Deborah Philbrick, Rachel Scheu, Anne Evens
Multifamily housing retrofits provide a rich opportunity to reap energy efficiency (EE) savings. A 2009 report by McKinsey and Company estimated that there is an untapped $16 billion in energy cost savings in the sector. Despite this potential, the multifamily market has not captured investment needed to realize the energy savings, and the affordable housing sector faces additional investment barriers. This paper will make the case for the implementation of energy retrofits in affordable multifamily buildings by presenting the non-energy benefits (NEBs) associated with such upgrades.
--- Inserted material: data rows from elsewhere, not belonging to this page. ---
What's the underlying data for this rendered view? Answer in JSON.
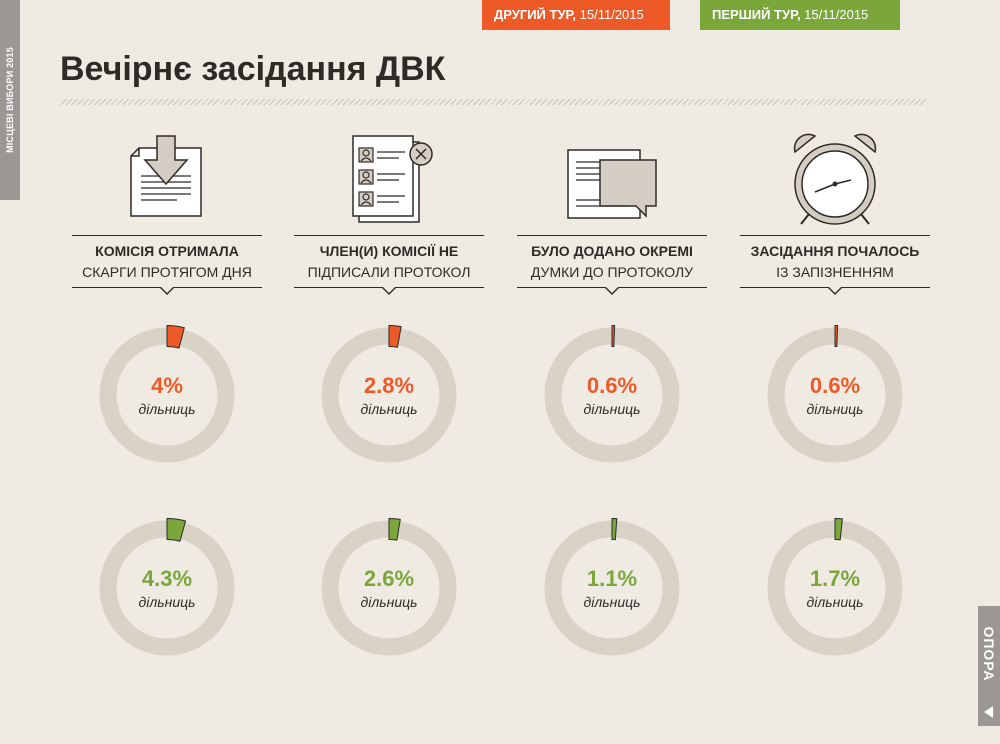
{
  "side_label": "МІСЦЕВІ ВИБОРИ 2015",
  "tags": {
    "second": {
      "bold": "ДРУГИЙ ТУР,",
      "date": " 15/11/2015",
      "color": "#ed5a28"
    },
    "first": {
      "bold": "ПЕРШИЙ ТУР,",
      "date": " 15/11/2015",
      "color": "#7aa63a"
    }
  },
  "title": "Вечірнє засідання ДВК",
  "logo": "ОПОРА",
  "columns": [
    {
      "icon": "document-download-icon",
      "bold": "КОМІСІЯ ОТРИМАЛА",
      "light": "СКАРГИ ПРОТЯГОМ ДНЯ"
    },
    {
      "icon": "unsigned-list-icon",
      "bold": "ЧЛЕН(И) КОМІСІЇ НЕ",
      "light": "ПІДПИСАЛИ ПРОТОКОЛ"
    },
    {
      "icon": "document-comments-icon",
      "bold": "БУЛО ДОДАНО ОКРЕМІ",
      "light": "ДУМКИ ДО ПРОТОКОЛУ"
    },
    {
      "icon": "alarm-clock-icon",
      "bold": "ЗАСІДАННЯ ПОЧАЛОСЬ",
      "light": "ІЗ ЗАПІЗНЕННЯМ"
    }
  ],
  "chart_data": {
    "type": "donut",
    "unit_label": "дільниць",
    "categories": [
      "КОМІСІЯ ОТРИМАЛА СКАРГИ ПРОТЯГОМ ДНЯ",
      "ЧЛЕН(И) КОМІСІЇ НЕ ПІДПИСАЛИ ПРОТОКОЛ",
      "БУЛО ДОДАНО ОКРЕМІ ДУМКИ ДО ПРОТОКОЛУ",
      "ЗАСІДАННЯ ПОЧАЛОСЬ ІЗ ЗАПІЗНЕННЯМ"
    ],
    "series": [
      {
        "name": "ДРУГИЙ ТУР, 15/11/2015",
        "color": "#ed5a28",
        "values": [
          4,
          2.8,
          0.6,
          0.6
        ],
        "labels": [
          "4%",
          "2.8%",
          "0.6%",
          "0.6%"
        ]
      },
      {
        "name": "ПЕРШИЙ ТУР, 15/11/2015",
        "color": "#7aa63a",
        "values": [
          4.3,
          2.6,
          1.1,
          1.7
        ],
        "labels": [
          "4.3%",
          "2.6%",
          "1.1%",
          "1.7%"
        ]
      }
    ],
    "ring_color": "#d8d2c7"
  }
}
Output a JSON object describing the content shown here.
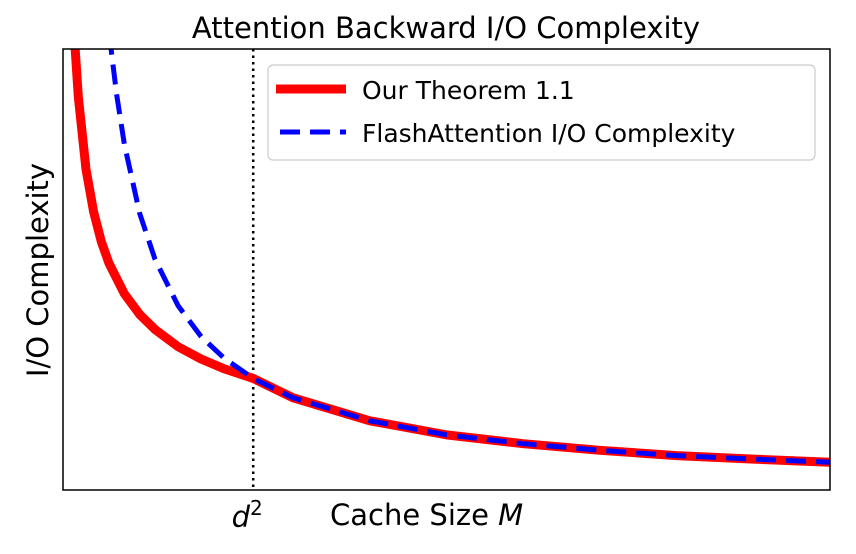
{
  "chart_data": {
    "type": "line",
    "title": "Attention Backward I/O Complexity",
    "xlabel": "Cache Size M",
    "xlabel_text": "Cache Size ",
    "xlabel_var": "M",
    "ylabel": "I/O Complexity",
    "xlim": [
      0,
      100
    ],
    "ylim": [
      0,
      100
    ],
    "grid": false,
    "legend_placement": "top-right",
    "xticks": [
      {
        "value": 24.8,
        "label": "d",
        "superscript": "2"
      }
    ],
    "vline": {
      "x": 24.8,
      "style": "dotted",
      "color": "#000000"
    },
    "series": [
      {
        "name": "Our Theorem 1.1",
        "color": "#ff0000",
        "style": "solid",
        "x": [
          1.6,
          2,
          3,
          4,
          5,
          6,
          8,
          10,
          12,
          15,
          18,
          21,
          24.8,
          30,
          40,
          50,
          60,
          70,
          80,
          90,
          100
        ],
        "y": [
          99.6,
          89.1,
          72.7,
          63,
          56.3,
          51.4,
          44.5,
          39.8,
          36.4,
          32.5,
          29.7,
          27.5,
          25.3,
          20.9,
          15.7,
          12.5,
          10.5,
          9.0,
          7.8,
          7.0,
          6.3
        ]
      },
      {
        "name": "FlashAttention I/O Complexity",
        "color": "#0000ff",
        "style": "dashed",
        "x": [
          6.3,
          7,
          8,
          10,
          12,
          15,
          18,
          21,
          24.8,
          30,
          40,
          50,
          60,
          70,
          80,
          90,
          100
        ],
        "y": [
          99.5,
          89.6,
          78.4,
          62.7,
          52.3,
          41.8,
          34.8,
          29.9,
          25.3,
          20.9,
          15.7,
          12.5,
          10.5,
          9.0,
          7.8,
          7.0,
          6.3
        ]
      }
    ]
  }
}
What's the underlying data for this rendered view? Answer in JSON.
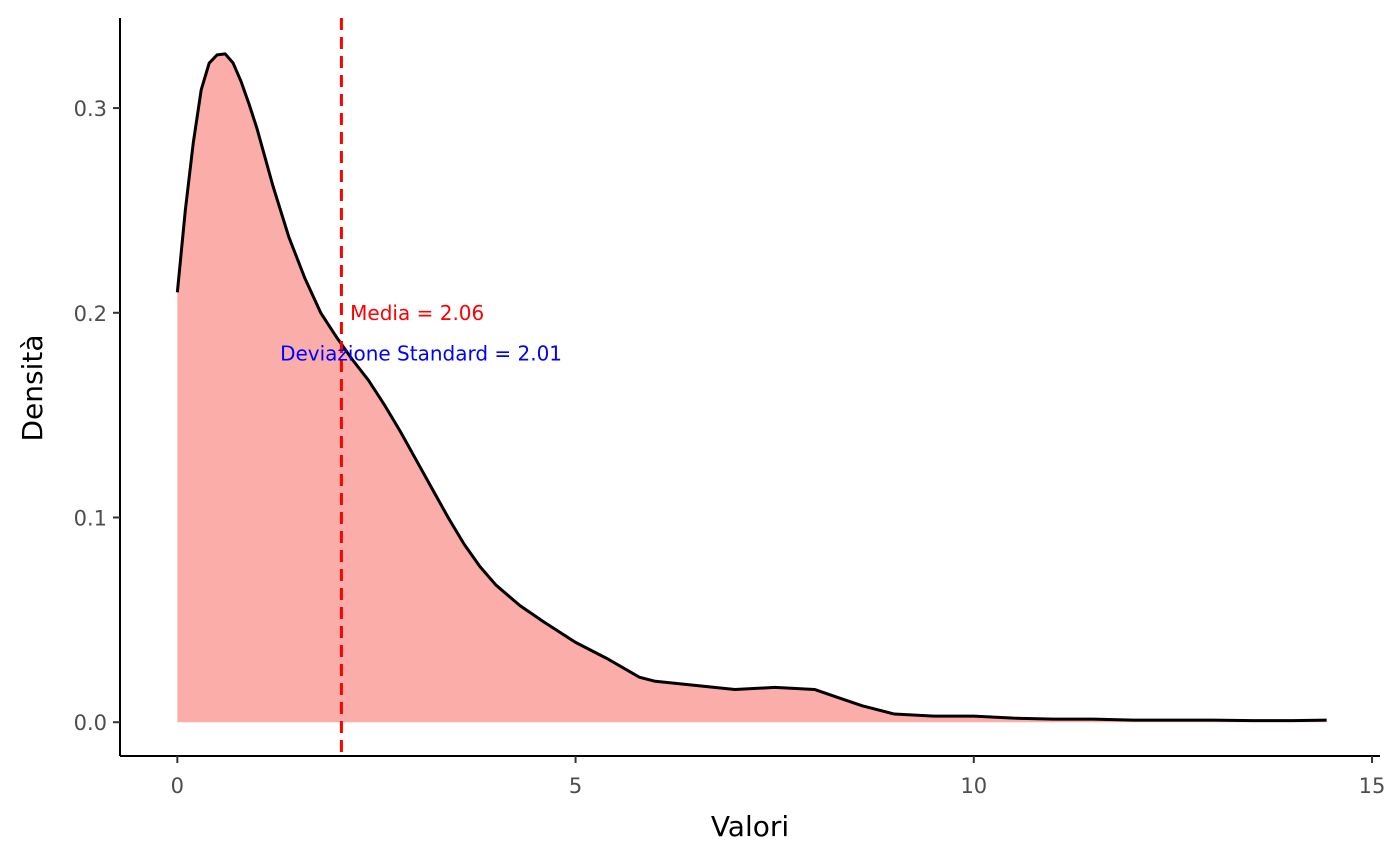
{
  "chart_data": {
    "type": "area",
    "title": "",
    "xlabel": "Valori",
    "ylabel": "Densità",
    "xlim": [
      -0.72,
      15.1
    ],
    "ylim": [
      -0.0165,
      0.344
    ],
    "grid": false,
    "legend": "none",
    "x_ticks": [
      0,
      5,
      10,
      15
    ],
    "x_tick_labels": [
      "0",
      "5",
      "10",
      "15"
    ],
    "y_ticks": [
      0.0,
      0.1,
      0.2,
      0.3
    ],
    "y_tick_labels": [
      "0.0",
      "0.1",
      "0.2",
      "0.3"
    ],
    "series": [
      {
        "x": [
          0,
          0.1,
          0.2,
          0.3,
          0.4,
          0.5,
          0.6,
          0.7,
          0.8,
          0.9,
          1.0,
          1.2,
          1.4,
          1.6,
          1.8,
          2.0,
          2.2,
          2.4,
          2.6,
          2.8,
          3.0,
          3.2,
          3.4,
          3.6,
          3.8,
          4.0,
          4.3,
          4.6,
          5.0,
          5.4,
          5.8,
          6.0,
          6.5,
          7.0,
          7.5,
          8.0,
          8.3,
          8.6,
          9.0,
          9.5,
          10.0,
          10.5,
          11.0,
          11.5,
          12.0,
          12.5,
          13.0,
          13.5,
          14.0,
          14.43
        ],
        "y": [
          0.21,
          0.25,
          0.283,
          0.309,
          0.322,
          0.326,
          0.3265,
          0.322,
          0.313,
          0.302,
          0.29,
          0.262,
          0.237,
          0.217,
          0.2,
          0.188,
          0.177,
          0.167,
          0.155,
          0.142,
          0.128,
          0.114,
          0.1,
          0.087,
          0.076,
          0.067,
          0.057,
          0.049,
          0.039,
          0.031,
          0.022,
          0.02,
          0.018,
          0.016,
          0.017,
          0.016,
          0.012,
          0.008,
          0.004,
          0.003,
          0.003,
          0.002,
          0.0015,
          0.0015,
          0.001,
          0.001,
          0.001,
          0.0008,
          0.0008,
          0.001
        ],
        "fill": "#fbaea9",
        "line": "#000000"
      }
    ],
    "vlines": [
      {
        "x": 2.06,
        "color": "#ff0000",
        "style": "dashed"
      }
    ],
    "annotations": [
      {
        "text": "Media = 2.06",
        "x": 2.17,
        "y": 0.2,
        "color": "#ff0000",
        "anchor": "start"
      },
      {
        "text": "Deviazione Standard = 2.01",
        "x": 3.06,
        "y": 0.18,
        "color": "#0000ff",
        "anchor": "middle"
      }
    ]
  }
}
Specifically, we discuss:
Societal Non-Energy Benefits
- Environmental and air quality
- Economic
Utility Non-Energy Benefits
- Decreased costs
Owner Non-Energy Benefits
- Operations and maintenance savings
- Decreased vacancy
- Decreased energy bills
Tenant Non-Energy Benefits
- Health
- Comfort
- Financial stability
Societal, owner, and tenant benefits are also presented in a case study conducted during summer 2012 in Chicago, Illinois. The case study evaluates the NEBs of three affordable multifamily buildings, totaling 70 housing units. Highlights of the findings include that the buildings saw a 17 percent reduction in maintenance costs one year post retrofit and two-thirds of tenants felt that their units stayed cooler in the summer and warmer in the winter. Furthermore, a 19 percent reduction in gas usage post-retrofit represents $12,624 in savings, which is the equivalent to a 27 percent decrease in rental vacancy loss as a percent of potential receipts. The 70 units are individually heated by forced air furnaces. This case study confirms that significant NEBs to owners are possible even in the presence of a split incentive situation where the majority of energy cost savings goes to the tenants.